Monday, March 23, 2009

The Touchability Box

Since the powers-that-be at Reeves have decided to revive the Touchability box packaging, I thought I’d post a picture of an original. They’re surprisingly rare - probably one of the scarcest of the many varieties of vintage Breyer packaging out there:

The original Touchability box was a late 1960s experiment. Breyer was looking for a box that was more store-friendly than the corrugated cardboard shipper boxes that were the norm at the time. Their scarcity nowadays is partly a consequence of the short duration of the packaging: they were only used for about a year. Another reason would be the nature of the box itself; they were designed strictly for display and couldn’t be repurposed for storage.

Actually, there are a number of reasons for the lack of success of the original Touchability box. As you can see, the only things holding the horse to the packaging were a few stretchy, flexible ties that weren’t much of an obstacle to theft or package tampering. The boxes themselves weren’t terribly sexy either - just barely a step up from the corrugated shipper in terms of visual appeal.

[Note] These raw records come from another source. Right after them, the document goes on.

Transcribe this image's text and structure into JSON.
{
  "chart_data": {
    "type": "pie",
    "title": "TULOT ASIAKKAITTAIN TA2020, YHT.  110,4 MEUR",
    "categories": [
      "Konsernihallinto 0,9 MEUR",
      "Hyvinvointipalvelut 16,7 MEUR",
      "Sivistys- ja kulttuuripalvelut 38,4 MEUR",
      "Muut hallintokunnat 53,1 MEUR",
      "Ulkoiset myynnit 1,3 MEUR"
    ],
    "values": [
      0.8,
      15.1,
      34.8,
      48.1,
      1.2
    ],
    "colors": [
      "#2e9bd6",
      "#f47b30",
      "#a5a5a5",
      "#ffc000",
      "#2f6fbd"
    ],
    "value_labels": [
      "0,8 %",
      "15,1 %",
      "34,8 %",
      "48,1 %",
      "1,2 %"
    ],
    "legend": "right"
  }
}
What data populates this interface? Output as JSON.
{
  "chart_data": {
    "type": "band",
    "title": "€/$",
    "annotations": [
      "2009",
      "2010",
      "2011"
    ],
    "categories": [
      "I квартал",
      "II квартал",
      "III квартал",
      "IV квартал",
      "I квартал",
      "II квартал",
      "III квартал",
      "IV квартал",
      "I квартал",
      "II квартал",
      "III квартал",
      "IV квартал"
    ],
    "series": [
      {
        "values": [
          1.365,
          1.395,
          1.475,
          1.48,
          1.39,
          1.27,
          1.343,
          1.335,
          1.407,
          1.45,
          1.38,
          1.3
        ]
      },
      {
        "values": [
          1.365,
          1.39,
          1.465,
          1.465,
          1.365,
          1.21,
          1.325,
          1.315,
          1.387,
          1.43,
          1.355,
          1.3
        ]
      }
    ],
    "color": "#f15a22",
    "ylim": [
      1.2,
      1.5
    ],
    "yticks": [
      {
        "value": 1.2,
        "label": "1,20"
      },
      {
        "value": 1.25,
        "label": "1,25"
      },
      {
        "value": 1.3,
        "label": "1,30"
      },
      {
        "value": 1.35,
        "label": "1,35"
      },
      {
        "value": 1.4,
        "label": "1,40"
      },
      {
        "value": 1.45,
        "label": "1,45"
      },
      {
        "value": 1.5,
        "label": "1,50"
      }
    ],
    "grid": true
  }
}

A year or so later, Breyer experimented with the clear plastic "Showcase" boxes. They had a couple of advantage over the Touchability box: they were more tamper-proof, and you could inspect every square inch of the model before purchase. But these boxes were prone to yellowing, and not terribly sturdy; the horse wasn’t secured within the box either, so rubs and dings were another issue. In 1973, Breyer finally switched over to the familiar, much loved two-piece illustrated box for the Traditionals, and all was right in the world for the next dozen years or so.

The new Touchability box is sturdier and more tamperproof than the original. I know some collectors are concerned about condition issues, but I’m not as worried. I tend to give higher marks for durability of Breyer paint jobs than others do. I’ve occasionally had issues with the quality control of the paint jobs - overspray, sloppy glossing, inadequate shading, smudges, missing details - but the durability hasn’t been one of them.

The only models released in the original packaging were the Family Arabians; like the original, the new Touchability box appears to be targeted to a younger audience. An audience that may be looking to upgrade from the more toyish fare of Safari or Schliech, but is still appreciates and responds to the tactile nature of that kind of packaging.